Of course, citation counting is a tricky business at the best of times, and the problem afflicts both the Thomson-Reuters and Google Scholar databases. Errors in citations, which are fairly frequent, may deflate the citation count of a paper unless one is very careful about structuring the search. But beyond that, some papers are just hard to chase down in the database. Take Claude Shannon’s first of two classic papers published in 1948 on information theory, number 9 on the Google list, and nowhere to be found on the SCI list. It’s actually very difficult to find this paper in the Google database. I have found many lightly cited variants on this citation, but the version that Google Scholar reports as having been highly cited is actually a 2001 corrected reprint in the ACM journal Mobile Computing and Communications Review. It’s not clear to me that this is correct—has this paper really been cited more often than the 1948 original?—but then I’m not sure how Google’s database is structured. For the record, the Web of Science reports that the 1948 paper has been cited 9847 times, while the 2001 reprint has been cited 278 times. Quirks of a database can make the apparently simple act of counting citations tricky, all the more so for highly cited papers.

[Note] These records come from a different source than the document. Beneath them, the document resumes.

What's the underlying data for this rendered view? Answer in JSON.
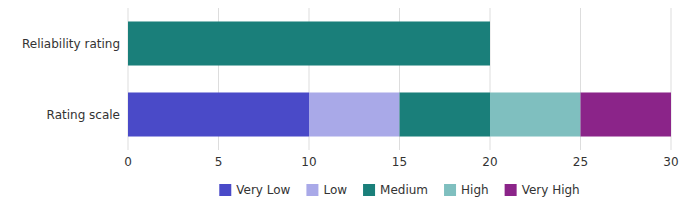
{
  "chart_data": {
    "type": "bar",
    "orientation": "horizontal",
    "stacked": true,
    "categories": [
      "Reliability rating",
      "Rating scale"
    ],
    "series": [
      {
        "name": "Very Low",
        "color": "#4a4ac8",
        "values": [
          null,
          10
        ]
      },
      {
        "name": "Low",
        "color": "#a9a9e8",
        "values": [
          null,
          5
        ]
      },
      {
        "name": "Medium",
        "color": "#1a7f7a",
        "values": [
          20,
          5
        ]
      },
      {
        "name": "High",
        "color": "#7fbfbf",
        "values": [
          null,
          5
        ]
      },
      {
        "name": "Very High",
        "color": "#8b2489",
        "values": [
          null,
          5
        ]
      }
    ],
    "xlim": [
      0,
      30
    ],
    "xticks": [
      0,
      5,
      10,
      15,
      20,
      25,
      30
    ],
    "grid": true,
    "legend": "bottom"
  }
}
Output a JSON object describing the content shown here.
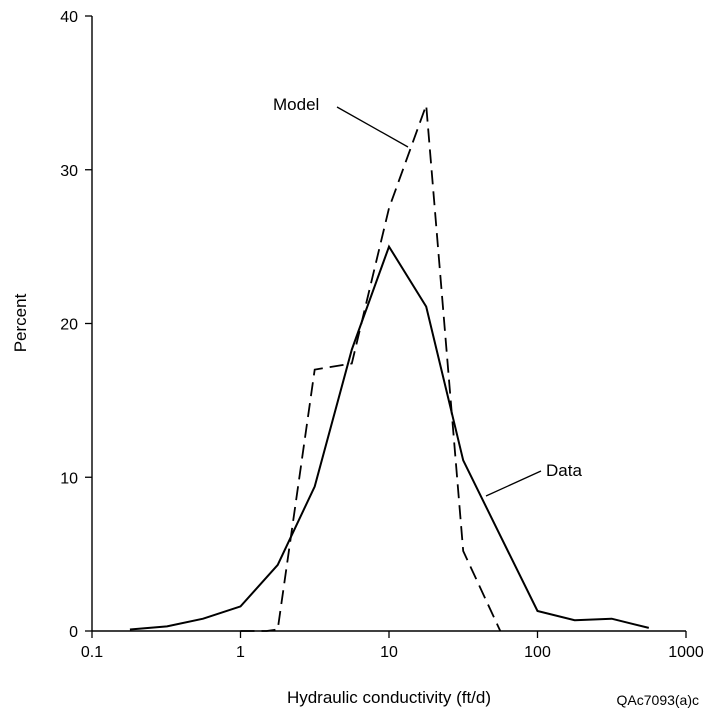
{
  "chart_data": {
    "type": "line",
    "xscale": "log",
    "xlim": [
      0.1,
      1000
    ],
    "ylim": [
      0,
      40
    ],
    "xlabel": "Hydraulic conductivity (ft/d)",
    "ylabel": "Percent",
    "grid": false,
    "x_ticks": [
      0.1,
      1,
      10,
      100,
      1000
    ],
    "x_tick_labels": [
      "0.1",
      "1",
      "10",
      "100",
      "1000"
    ],
    "y_ticks": [
      0,
      10,
      20,
      30,
      40
    ],
    "y_tick_labels": [
      "0",
      "10",
      "20",
      "30",
      "40"
    ],
    "series": [
      {
        "name": "Data",
        "style": "solid",
        "x": [
          0.18,
          0.32,
          0.56,
          1.0,
          1.78,
          3.16,
          5.62,
          10.0,
          17.8,
          31.6,
          56.2,
          100,
          178,
          316,
          562
        ],
        "y": [
          0.1,
          0.3,
          0.8,
          1.6,
          4.3,
          9.4,
          18.3,
          25.0,
          21.1,
          11.1,
          6.2,
          1.3,
          0.7,
          0.8,
          0.2
        ]
      },
      {
        "name": "Model",
        "style": "dashed",
        "x": [
          1.0,
          1.5,
          1.78,
          3.16,
          5.62,
          10.0,
          17.8,
          31.6,
          56.2
        ],
        "y": [
          0.0,
          0.0,
          0.1,
          17.0,
          17.4,
          27.5,
          34.2,
          5.2,
          0.0
        ]
      }
    ],
    "annotations": [
      {
        "text": "Model",
        "for_series": "Model"
      },
      {
        "text": "Data",
        "for_series": "Data"
      }
    ],
    "figure_id": "QAc7093(a)c"
  }
}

We all wish that we could quantify scientific output so that we could make better decisions about funding, prizes, and so on. It would sure make all of our lives much easier if this were possible. However, the problems that plague the apparently simple task of trying to round up and interpret a list of the most cited work—high citation rates for work that provides a convenient reference for an idea or technique but is not particularly original (books on methods, review papers), inconsistent database entries and citation errors—also affect citation counts for work that has accumulated a more normal number of citations. None of this is to deny the importance of a good book or review paper, nor are my comments intended to mean that there isn’t a clear difference in impact between two research papers in the same field whose citation counts differ by an order of magnitude. But there are enough subtleties in counting citations and in interpreting the results that I would not want to try to rank papers or scientists on this basis.

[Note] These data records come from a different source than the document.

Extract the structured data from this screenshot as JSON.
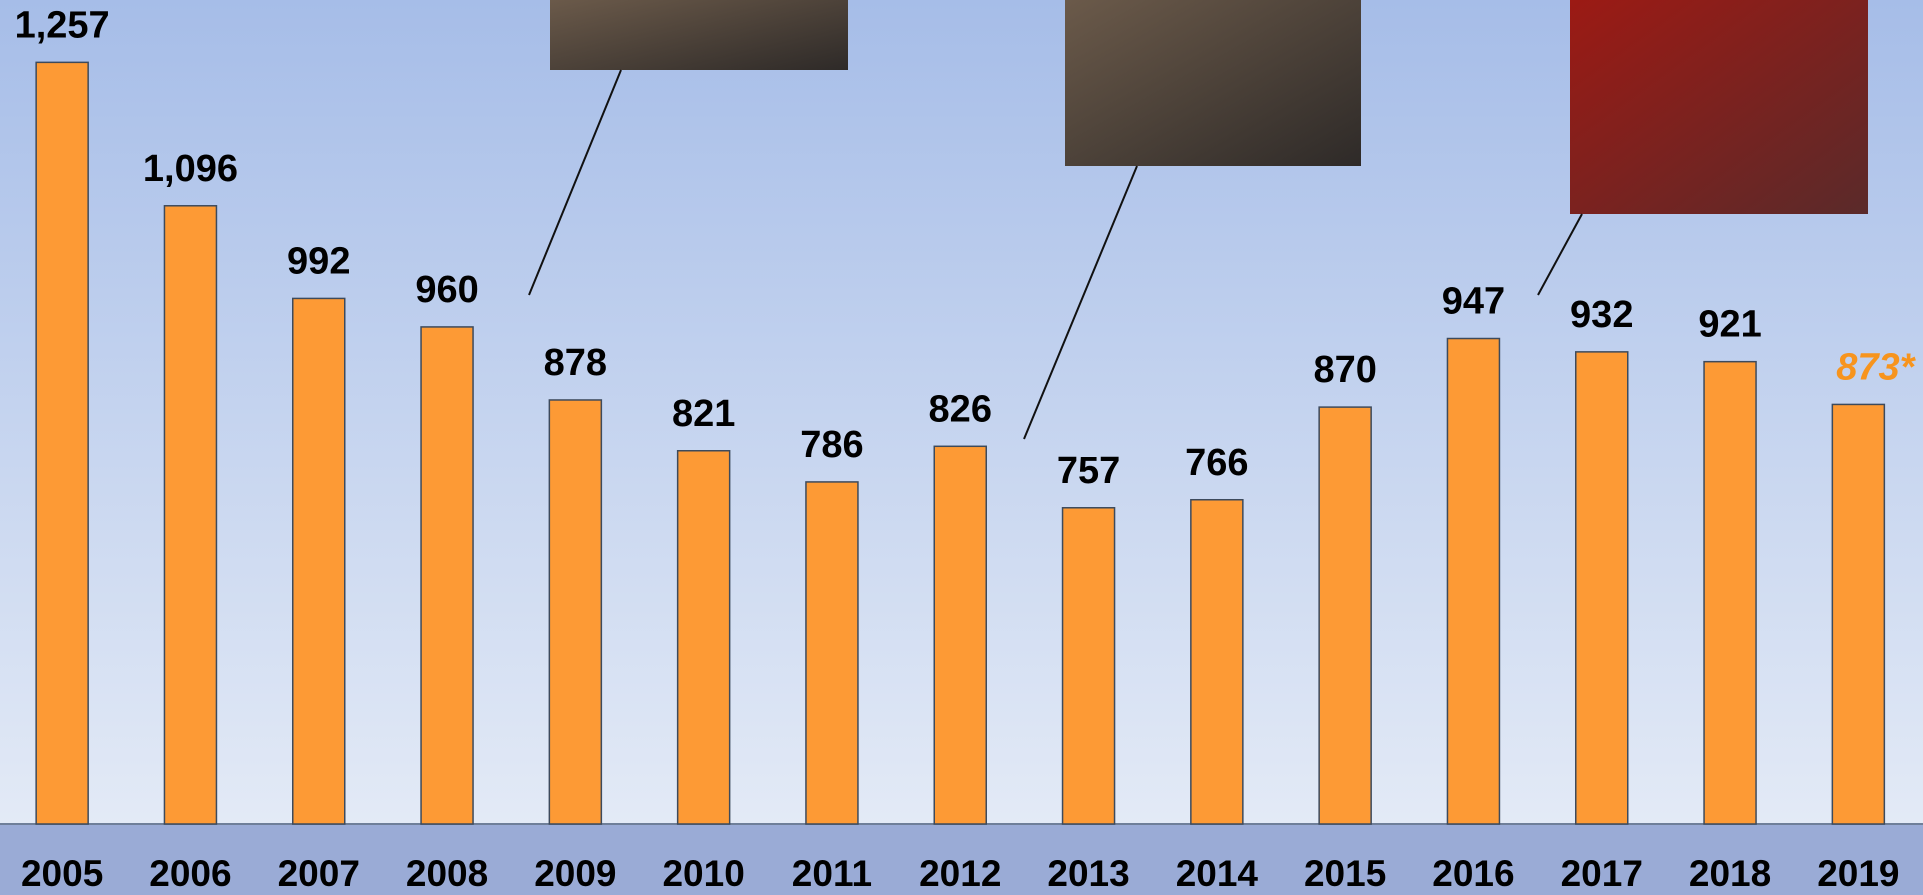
{
  "chart_data": {
    "type": "bar",
    "categories": [
      "2005",
      "2006",
      "2007",
      "2008",
      "2009",
      "2010",
      "2011",
      "2012",
      "2013",
      "2014",
      "2015",
      "2016",
      "2017",
      "2018",
      "2019"
    ],
    "values": [
      1257,
      1096,
      992,
      960,
      878,
      821,
      786,
      826,
      757,
      766,
      870,
      947,
      932,
      921,
      873
    ],
    "value_labels": [
      "1,257",
      "1,096",
      "992",
      "960",
      "878",
      "821",
      "786",
      "826",
      "757",
      "766",
      "870",
      "947",
      "932",
      "921",
      "873*"
    ],
    "color": "#fd9a35",
    "ylim": [
      402,
      1327
    ]
  }
}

1R. Vine (2006) Google Scholar. J. Med. Libr. Assoc. 94, 97–99.
What is the 1) most cited work you have found? According to Google Scholar, the book Diagnostic and Statistical Manual of Mental Disorders (DSM-5) by the American Psychiatric Association has been cited 240,000+ times.

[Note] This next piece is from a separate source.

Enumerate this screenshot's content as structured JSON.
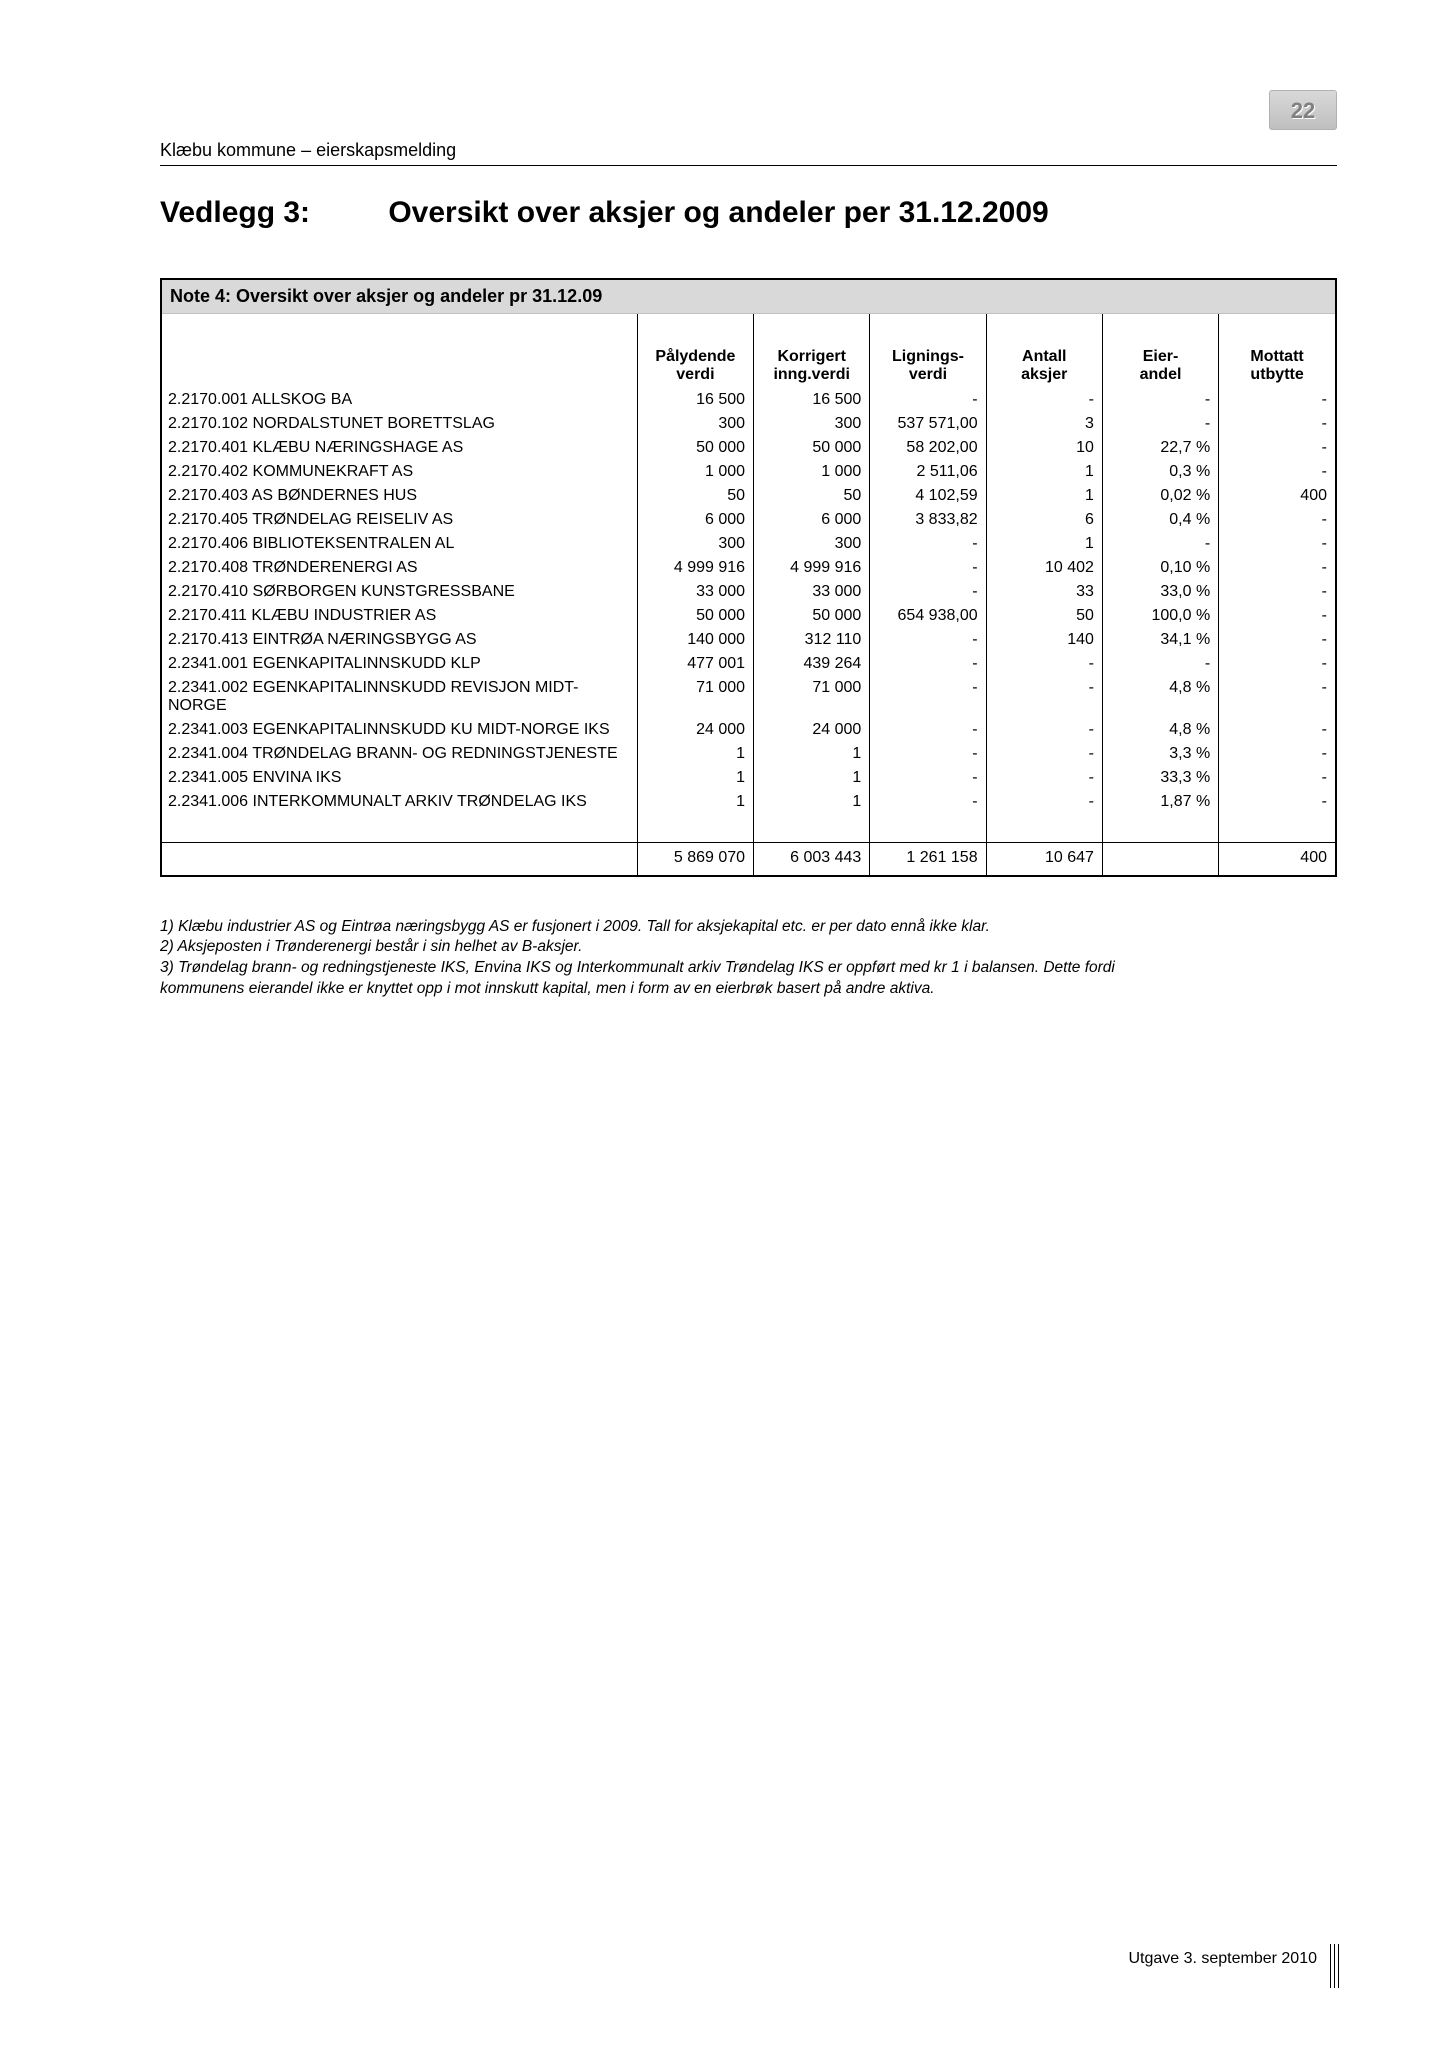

The Google Scholar list referenced in this post gives U.K. Laemmli’s article “Cleavage of structural proteins during the assembly of the head of bacteriophage T4” (Nature 227, 680–685, 1970, http://dx.doi.org/10.1038/227680a0) as the most cited item in their survey, with a bit over 213,000 citations at the time they compiled their list. Interestingly, the DSM doesn’t show up in their list. The Nature article in which these citation lists were discussed doesn’t give enough information about their methodology to figure out why the DSM was missed. I agree that it almost certainly should have shown up in the Google Scholar list. This omission shows how careful we have to be in interpreting the results of all of these citation counting experiments.